Cities and suburbs, real and imaginary.

Sunday, April 5, 2009

One thing I did this weekend...

I just want to mention that I decided to set Mass Effect on the easiest setting, and play the gimpiest character (Soldier specializing in Assault Rifles) to pound through the game and check out the story.

Bioware does exceptional work on main characters, and major NPC dialogue.

I find myself oddly disappointed, again, in the way they write the characters that only appear for a few moments. Some of them, like the Salarian Infiltration Unit, get some good lines! Most of them, like the cannon fodder Krogans and the various merchants and random people you meet in the universe for various random quests really, really don't get good dialog.

Having met one of the lead writers of Bioware's often very well-written titles (except for this consistent hiccup), I know their attitude is that not every character gets to be a perfect little snowflake. Time and production schedules and the realities of video game production make it so.

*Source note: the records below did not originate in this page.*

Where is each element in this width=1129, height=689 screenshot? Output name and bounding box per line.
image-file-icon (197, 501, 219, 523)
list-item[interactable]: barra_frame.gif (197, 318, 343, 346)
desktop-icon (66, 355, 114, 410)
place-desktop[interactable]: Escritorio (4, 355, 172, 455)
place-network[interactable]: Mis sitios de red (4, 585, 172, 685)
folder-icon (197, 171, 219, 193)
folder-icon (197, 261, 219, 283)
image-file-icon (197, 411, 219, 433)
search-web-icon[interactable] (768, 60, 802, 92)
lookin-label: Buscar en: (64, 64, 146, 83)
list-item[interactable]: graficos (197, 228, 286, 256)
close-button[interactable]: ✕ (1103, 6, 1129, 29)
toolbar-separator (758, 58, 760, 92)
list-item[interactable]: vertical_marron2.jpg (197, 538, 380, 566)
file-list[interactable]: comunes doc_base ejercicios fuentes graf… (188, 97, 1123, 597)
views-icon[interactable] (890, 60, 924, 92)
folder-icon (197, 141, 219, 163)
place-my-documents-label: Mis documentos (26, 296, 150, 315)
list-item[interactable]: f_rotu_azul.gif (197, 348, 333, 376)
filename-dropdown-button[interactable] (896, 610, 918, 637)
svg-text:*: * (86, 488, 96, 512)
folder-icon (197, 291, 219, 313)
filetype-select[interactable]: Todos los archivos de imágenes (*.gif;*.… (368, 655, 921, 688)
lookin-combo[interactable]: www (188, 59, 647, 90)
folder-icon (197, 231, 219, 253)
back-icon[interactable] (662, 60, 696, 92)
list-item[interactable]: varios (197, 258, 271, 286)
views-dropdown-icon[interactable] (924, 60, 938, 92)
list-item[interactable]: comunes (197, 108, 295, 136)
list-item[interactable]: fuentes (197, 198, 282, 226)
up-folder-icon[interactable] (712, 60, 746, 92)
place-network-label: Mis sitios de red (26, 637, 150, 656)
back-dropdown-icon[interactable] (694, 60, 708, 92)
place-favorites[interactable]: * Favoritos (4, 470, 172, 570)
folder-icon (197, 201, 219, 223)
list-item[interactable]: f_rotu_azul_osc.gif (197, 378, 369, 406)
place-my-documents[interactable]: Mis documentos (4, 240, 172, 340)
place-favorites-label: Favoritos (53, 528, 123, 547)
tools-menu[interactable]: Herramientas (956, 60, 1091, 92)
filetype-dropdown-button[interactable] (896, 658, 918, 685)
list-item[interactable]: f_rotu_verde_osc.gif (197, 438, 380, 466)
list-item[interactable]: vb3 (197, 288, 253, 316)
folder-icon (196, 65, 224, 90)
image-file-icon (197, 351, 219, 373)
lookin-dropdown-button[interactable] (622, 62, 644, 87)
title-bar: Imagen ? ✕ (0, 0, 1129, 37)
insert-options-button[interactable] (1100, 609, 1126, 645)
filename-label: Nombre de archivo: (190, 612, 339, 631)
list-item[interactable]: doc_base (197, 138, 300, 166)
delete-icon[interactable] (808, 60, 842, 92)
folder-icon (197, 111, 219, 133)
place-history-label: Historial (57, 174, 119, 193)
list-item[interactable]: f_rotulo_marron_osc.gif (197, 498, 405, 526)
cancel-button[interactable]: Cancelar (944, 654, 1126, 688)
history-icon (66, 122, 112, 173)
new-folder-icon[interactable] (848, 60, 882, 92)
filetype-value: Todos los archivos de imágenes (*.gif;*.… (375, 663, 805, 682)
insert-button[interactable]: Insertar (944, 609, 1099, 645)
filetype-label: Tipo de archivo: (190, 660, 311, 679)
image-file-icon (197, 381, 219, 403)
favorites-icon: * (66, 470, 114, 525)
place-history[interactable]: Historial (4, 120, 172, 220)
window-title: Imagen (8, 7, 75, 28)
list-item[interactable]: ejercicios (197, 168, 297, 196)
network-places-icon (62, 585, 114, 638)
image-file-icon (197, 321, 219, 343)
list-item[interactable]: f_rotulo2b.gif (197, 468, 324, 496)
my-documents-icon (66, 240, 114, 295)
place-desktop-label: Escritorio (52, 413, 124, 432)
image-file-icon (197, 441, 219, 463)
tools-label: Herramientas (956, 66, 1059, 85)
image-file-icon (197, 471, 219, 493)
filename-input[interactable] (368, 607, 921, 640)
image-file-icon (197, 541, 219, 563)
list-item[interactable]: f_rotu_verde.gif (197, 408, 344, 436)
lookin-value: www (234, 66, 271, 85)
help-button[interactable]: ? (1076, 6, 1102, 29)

But, that's really the wrong attitude ot have game after game after game. Every character is *supposed* to be a perfect, little snowflake. That's our job as writers. We know there's a craft breakdown in the system, that repeats itself game after game after game.

Instead of accepting this, why aren't we trying to find a solution that works?

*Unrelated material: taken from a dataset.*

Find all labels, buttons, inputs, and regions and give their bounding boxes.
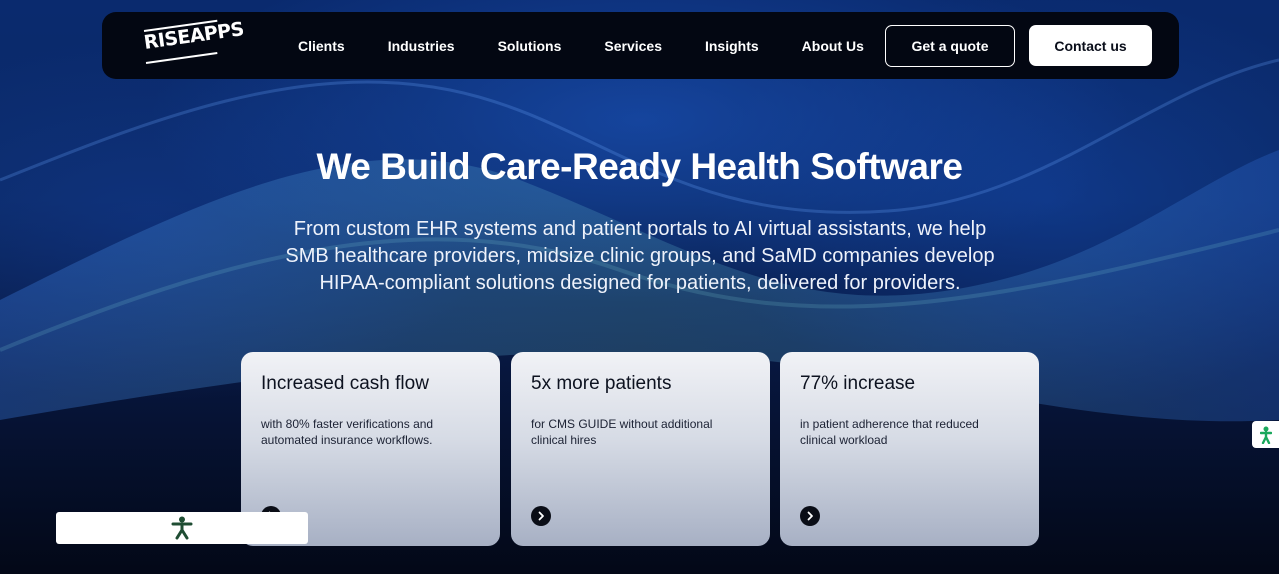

Hm. We'll see how I feel about this in a couple months.

Mass Effect has some design quirks I don't care for, but all-in-all, it was lots of fun. I suspect video games - as they become more cinematic and more ubiquitious - will grow to dominate the field of adventure stories. Soon they'll out-movie movies, and out-epic epic novels.

When it comes to books, I prefer the kind of books that can only be books. Because Bioware's games are only getting better, among many others, and they're only going to get bigger and more popular.